The Changs were charged after a joint investigation by the Department of Attorney General and the Department of Treasury into whether the restaurant was using point of sale sales suppression software, which is illegal under Michigan law. During the investigation, it was determined that sales in Sushi Samurai’s records were significantly higher than those reported to the state. The investigation further determined that the restaurant used “zapper” software to delete thousands of sales from its point of sale records. The investigation revealed that the Changs were found to have embezzled over $170,000 in sales receipts, and they failed to report over $2.5 million in sales on income tax returns between 2012 and 2016. The Changs used this money for payment of business and personal expenses.

We previously wrote about the Justice Department’s efforts to crack down on the use of tax suppression software by charging a software salesman in Seattle who worked for a Canadian company that sold “point of sale” program that enabled restaurants to underreport their sales. Historically, state law enforcement agencies, not the Justice Department or Internal Revenue Service, have taken the lead in cracking down on the use of revenue suppression software. In early 2016, the Attorney General of Washington filed what he called the “first-of-its-kind” criminal case against a restauranteur, Yu-Ling Wong, for allegedly using sales suppression software to avoid paying nearly $400,000 in state sales tax. That case began as a routine audit by the Washington State Department of Revenue, which trains its auditors to detect the use of revenue suppression software. Auditors noted an unusual change in cash receipts, as compared to the restaurant’s historical cash receipts, determined that the restaurant’s point-of-sale system could not be trusted, and eventually uncovered the use of Zapper software.
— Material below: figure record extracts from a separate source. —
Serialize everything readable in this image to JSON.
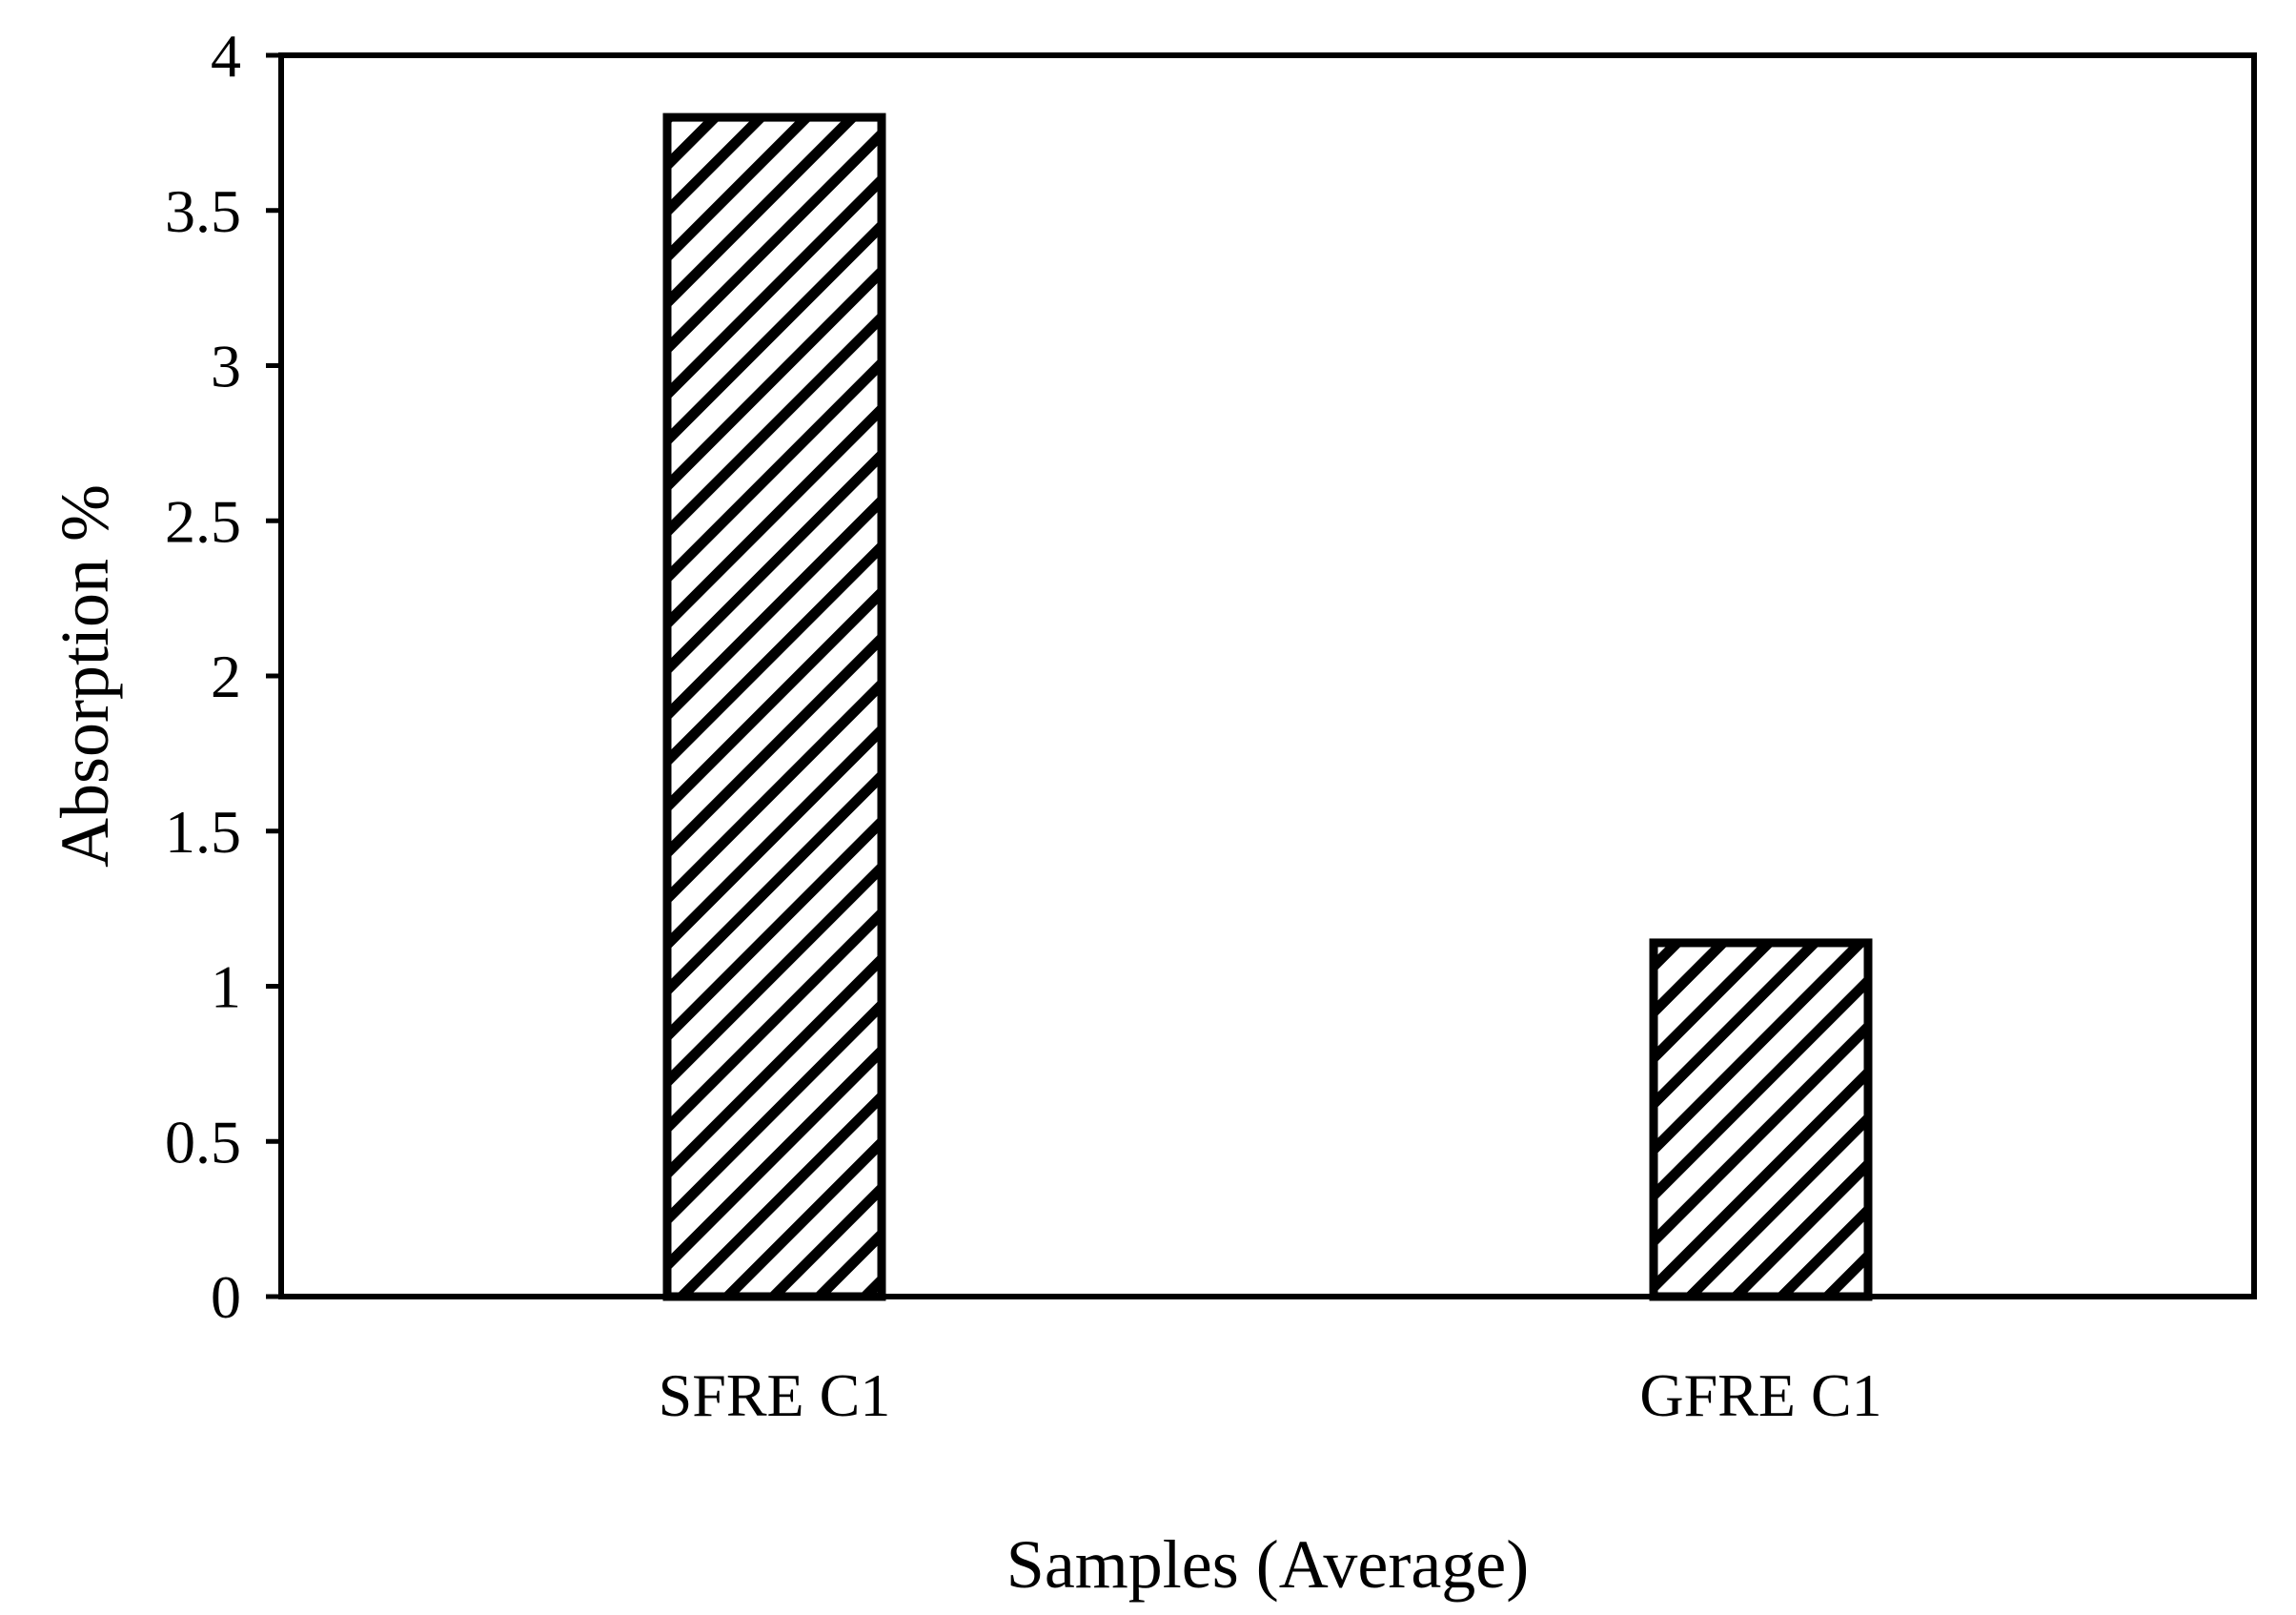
{
  "chart_data": {
    "type": "bar",
    "title": "",
    "xlabel": "Samples (Average)",
    "ylabel": "Absorption %",
    "categories": [
      "SFRE C1",
      "GFRE C1"
    ],
    "values": [
      3.8,
      1.14
    ],
    "ylim": [
      0,
      4
    ],
    "yticks": [
      "0",
      "0.5",
      "1",
      "1.5",
      "2",
      "2.5",
      "3",
      "3.5",
      "4"
    ],
    "grid": false,
    "legend": "none",
    "bar_fill": "diagonal-hatch",
    "colors": {
      "bar_stroke": "#000000",
      "bar_fill": "#ffffff",
      "hatch": "#000000",
      "axis": "#000000"
    }
  }
}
Many states have passed laws outlawing the use of revenue suppression software, including Washington, Michigan, Florida, Georgia, Utah, and West Virginia, and others are considering proposals to enact such laws. And the problem is not just confined to the United States. In a 2013 report entitled “Electronic Sales Suppression: A Threat to Tax Revenues,” the Organisation for Economic Co-operation and Development concluded that revenue suppression software “facilitate[s] tax evasion and result[s] in massive tax loss globally.”